Hadn't really heard about "Gray Thursday" much, but I got here after saying "Black Thursday" earlier and wondering whether it was a generally-used term. Did a Google search for " 'Black Thursday' Thanksgiving" and got 71,000 hits, compared with 15,000 for "Gray Thursday". I think the sarcastic humor of "Black Thursday" has prevailed, even if some people still think that "Gray Thursday" sounds clever. Not saying it shouldn't be mentioned, but "Black Thursday" seems to be the more common term. P Aculeius (talk) 23:45, 25 November 2015 (UTC)
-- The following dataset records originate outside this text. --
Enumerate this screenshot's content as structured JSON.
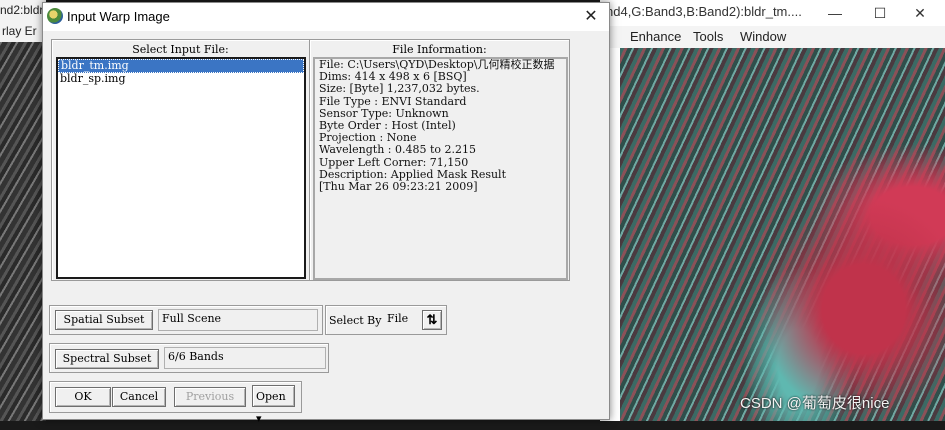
{
  "background_left": {
    "title": "nd2:bldr_tm.img",
    "menu": "rlay   Er"
  },
  "background_right": {
    "title": "nd4,G:Band3,B:Band2):bldr_tm....",
    "menu": [
      "Enhance",
      "Tools",
      "Window"
    ],
    "minimize": "—",
    "maximize": "☐",
    "close": "✕"
  },
  "watermark": "CSDN @葡萄皮很nice",
  "dialog": {
    "title": "Input Warp Image",
    "close": "✕",
    "input_file_label": "Select Input File:",
    "files": [
      "bldr_tm.img",
      "bldr_sp.img"
    ],
    "file_info_label": "File Information:",
    "file_info": [
      "File: C:\\Users\\QYD\\Desktop\\几何精校正数据",
      "Dims: 414 x 498 x 6 [BSQ]",
      "Size: [Byte] 1,237,032 bytes.",
      "File Type  : ENVI Standard",
      "Sensor Type: Unknown",
      "Byte Order : Host (Intel)",
      "Projection : None",
      "Wavelength : 0.485 to 2.215",
      "Upper Left Corner: 71,150",
      "Description: Applied Mask Result",
      "[Thu Mar 26 09:23:21 2009]"
    ],
    "spatial_subset_label": "Spatial Subset",
    "spatial_subset_value": "Full Scene",
    "select_by_label": "Select By",
    "select_by_value": "File",
    "sort_glyph": "⇅",
    "spectral_subset_label": "Spectral Subset",
    "spectral_subset_value": "6/6 Bands",
    "ok": "OK",
    "cancel": "Cancel",
    "previous": "Previous",
    "open": "Open",
    "open_arrow": "▾"
  }
}
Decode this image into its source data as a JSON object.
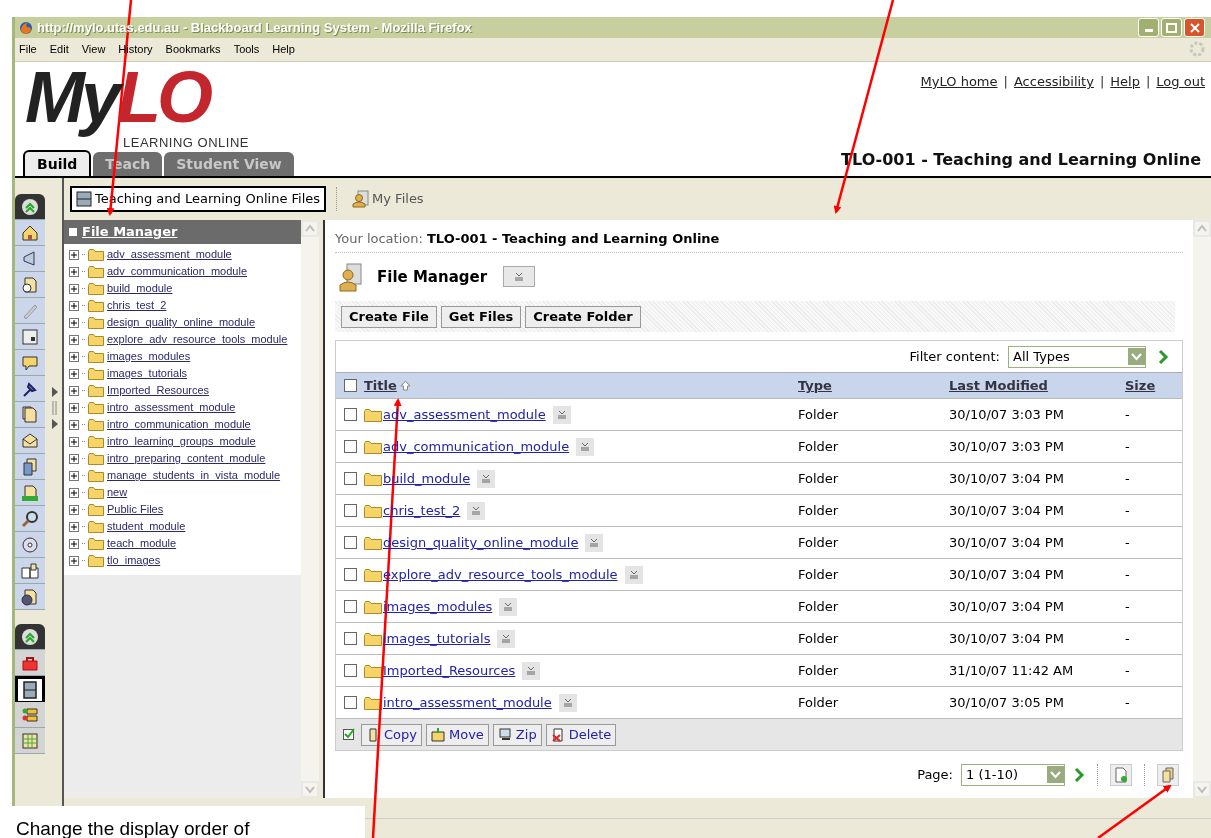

Gray Thursday has been around for a couple of years due to stores opening on Thanksgiving to try and get those eager customers. This year it has popped up as a term tied with stores now proclaiming they will remain closed on Thanksgiving. Heyyouoverthere (talk) 07:36, 27 November 2015 (UTC)
Yes, I understand what it means and why the term arose. That's not the question. The question is whether "Black Thursday" is the more common term, and based on what I readily admit was a very cursory search, it appears to be about 4 1/2 times more common. Even if the true difference is less pronounced, if "Black Thursday" is the more common term, then that's how the section should be written. I note that there's a likely divergence between terms used by the public or shoppers as opposed to retailers; "Black Thursday" seems to be used disparagingly to refer to the creep of the retail shopping season into the holiday, while retailers might prefer "Gray Friday" because it's less sarcastic and more innocuous. P Aculeius (talk) 14:32, 27 November 2015 (UTC)
In the media world, Gray Thursday is utilized a lot more to help differentiate the two days when reporting on sales figures, what stores are open/closed and overall madness. At least from what I have seen and from the news story we just did. Part of which we interviewed a marketing professor who said that these days it should be considered CyberWeek as many people would rather shop from home and have vendors like Amazon deliver it. Judging from the lack of overwhelming crowds at many locations in my area, that would be the case. And from looking at the ads myself, not much to motivate me to go out and shop. Heyyouoverthere (talk) 17:38, 27 November 2015 (UTC)
Again, the question is not what some people call it or why they call it that. The question is whether the term "Gray Thursday" has in fact surpassed "Black Thursday" in terms of widespread recognition and usage. Unless there's some clear evidence that it has, this section should return to "Black Thursday", which is apparently how it was titled until it was changed without discussion by an IP editor on November 16, 2014. P Aculeius (talk) 18:10, 27 November 2015 (UTC)
I would say "Gray Thursday" has in fact surpassed "Black Thursday". You could always take a poll of the public, shoppers and non, the retail workers and the National Retail Federation. Heyyouoverthere (talk) 21:37, 27 November 2015 (UTC)
We can't really poll anyone. I know the line between provable fact and original research can be rather fuzzy, but we're not equipped to poll anyone, and have no criteria for judging the accuracy of the results if we did. There's simply no way we can do that and have a meaningful, reliable answer. If you don't have any statistics, I suggest we go with the Google search results above, which provided 71,000 hits for "Black Thursday + Thanksgiving" and 15,000 for "Gray Thursday". If someone comes up with a better measurement, we can reconsider. P Aculeius (talk) 22:24, 27 November 2015 (UTC)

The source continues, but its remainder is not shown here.